Il y a donc bel et bien une différence entre les attitudes feintes et les sentiments réels. Seul le lecteur peut connaître la vérité grâce à son accès à l'intériorité des personnages, c'est pourquoi il ne doit pas se laisser tromper comme les personnages en demeurant un lecteur passif qui absorbe toute information au lieu d'être actif dans la recherche de la vérité.

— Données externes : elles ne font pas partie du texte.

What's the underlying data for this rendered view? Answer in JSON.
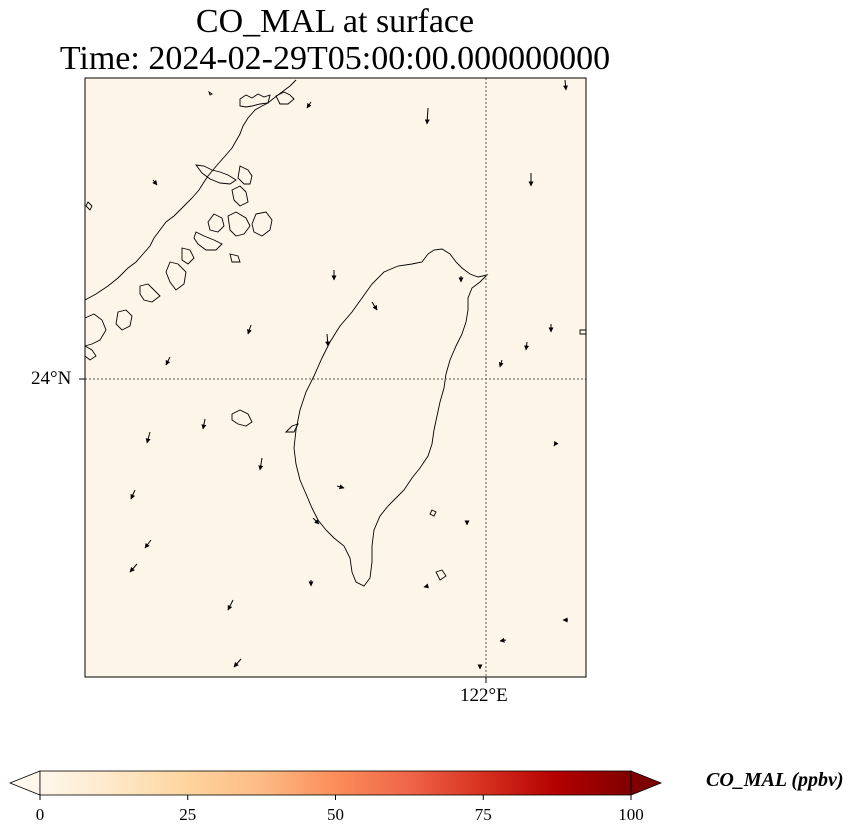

De la même façon, dans Le Grand Meaulnes, Frantz camoufle ses sentiments en se composant un personnage aventureux et enfantin. Arrivé anonymement à Sainte-Agathe, il remplace Meaulnes dans le cœur de ses camarades et introduit « des plaisirs nouveaux » (GM, p. 146) dans la cour de récréation. De cette façon, il assume sa volonté de rester dans le monde

enfantin en devenant l'incarnation même du divertissement pour ses camarades. Il s'agit alors de la réalité simulée. Toutefois, ce n'est qu'une façon d'oublier sa souffrance comme le rappelle son bandeau à la tête. Sa blessure, due à sa tentative de suicide, s'ouvre d'ailleurs à nouveau à Sainte- Agathe : « Votre bandeau est rouge de sang » (GM, p. 152), révélant alors la nature de ses sentiments davantage malheureux que tournés vers le jeu. Il s'agit ici de la réalité intérieure. Mais seul un lecteur actif peut comprendre le symbole de l'ouverture de sa blessure. Par conséquent, la dissimulation des sentiments réels demande la participation du lecteur pour être levée. De la même manière qu'il doit lever le mystère des romans en devenant enquêteur, le lecteur doit également travailler avec le mystère imposée par les personnages, en s'évertuant à comprendre leurs pensées intérieures. C'est pourquoi le lecteur doit nécessaire être actif dans sa lecture et devient un membre essentiel pour l'achèvement des œuvres. La nécessité de son intervention s'illustre également à travers la découverte de clefs de lecture donnant un degré de signification supérieur aux œuvres.